İbn Kesir, Nâfi, İbn Âmir, Hamze ve Kisâi: kâfin sükunu ile hafif olarak "velitükmilu” okumuşlardır. Ebû Bekir de Âsım’dan rivayetle mimin şeddesi ile okumuştur. Bu, vessa ve evsa gibidir.

İbn Abbâs: Oruç tutmadığınız sayıyı tamamlamanız için, demiştir. Bazıları da şöyle demişler: Bundan maksat, size farz olandan fazlasını yapmayın, demektir, nitekim Hıristiyanlar öyle yapmışlardı. Onların yaptıkları gibi başka aylara taşımayın.

"Ve sizi ilettiği şeye karşı Allah’ı tekbîr etmeniz içindir":

İbn Abbâs şöyle demiştir: Şevval ayının hilalini gördükleri zaman ta bayramdan ayrılıncaya kadar tekbir getirmek Allah’ın Müslümanlar üzerinde hakkıdır.

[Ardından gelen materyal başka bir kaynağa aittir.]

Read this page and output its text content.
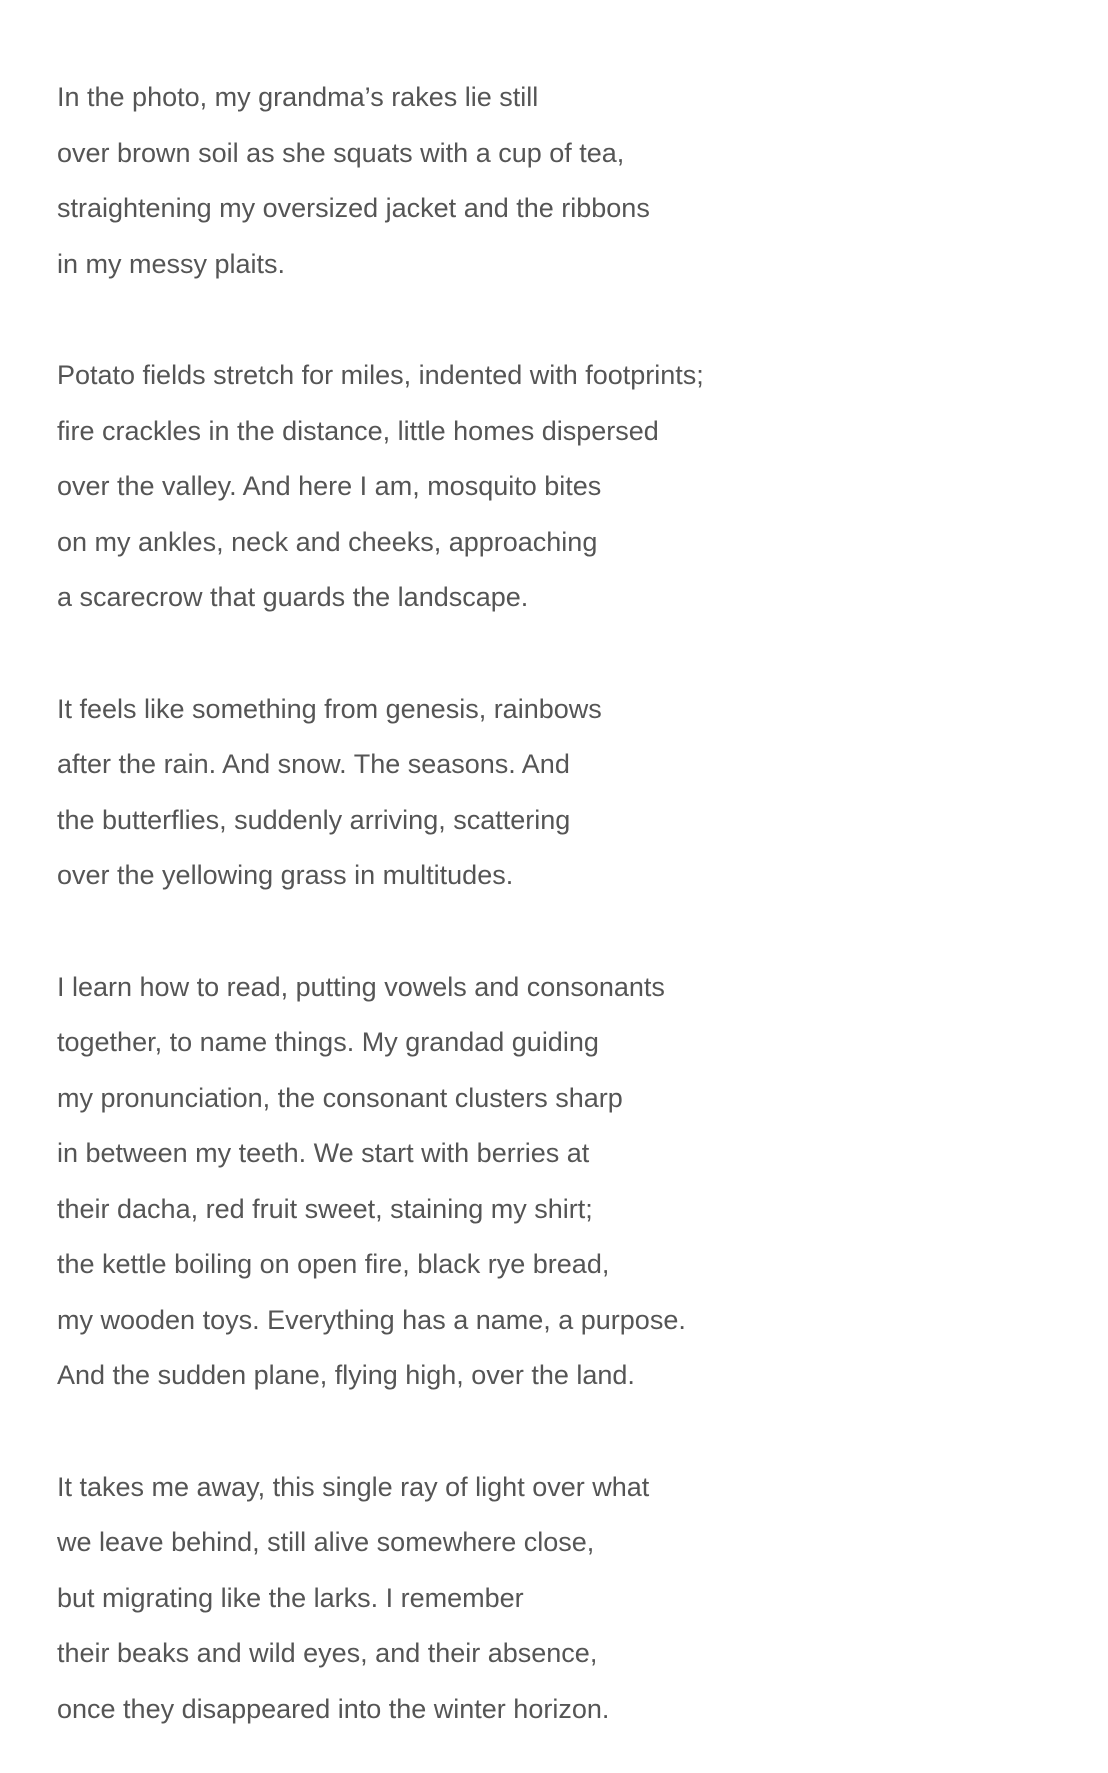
In the photo, my grandma’s rakes lie still
over brown soil as she squats with a cup of tea,
straightening my oversized jacket and the ribbons
in my messy plaits.

Potato fields stretch for miles, indented with footprints;
fire crackles in the distance, little homes dispersed
over the valley. And here I am, mosquito bites
on my ankles, neck and cheeks, approaching
a scarecrow that guards the landscape.

It feels like something from genesis, rainbows
after the rain. And snow. The seasons. And
the butterflies, suddenly arriving, scattering
over the yellowing grass in multitudes.

I learn how to read, putting vowels and consonants
together, to name things. My grandad guiding
my pronunciation, the consonant clusters sharp
in between my teeth. We start with berries at
their dacha, red fruit sweet, staining my shirt;
the kettle boiling on open fire, black rye bread,
my wooden toys. Everything has a name, a purpose.
And the sudden plane, flying high, over the land.

It takes me away, this single ray of light over what
we leave behind, still alive somewhere close,
but migrating like the larks. I remember
their beaks and wild eyes, and their absence,
once they disappeared into the winter horizon.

Eğer: "Velitükmilül iddete ve li-tükebbirullahe"de vav niçin gelmiştir, orada atfedilecek şey yoktur?” denilirse, cevabı şöyledir: Bu vav, kendisinden sonraki lamı hazfedilen “Lâm” ın üzerine atfetmiştir,

Mana şöyledir: Allah sizi mutlu etmek ve sayıyı tamamlamanız için size kolaylık, istiyor. Böylece ilk lâm manası açık olduğu için hazfedilmiştir. Bunu da İbn Enbari demiştir.

Âyetin hükmü: Ramazan bayramı gecesi, kurban bayramı gecesi ve Mûsallaya çıktıkları zaman sesli tekbir getirmek sünnettir. Bayram günü tekbirin ne zaman kesileceğine dair İmam Ahmed radıyallahu anh’ten farklı iki rivayet vardır: Hanbel ondan: İmam hutbeyi bitirdikten sonra keser dediğini; Esrem de: Mûsallaya geldiği zaman keser dediğini nakletmiştir.

Kadı Ebû Ya’lâ da: Mûsallaya gelip de imam hutbeye çıktığı zaman keser, demiştir.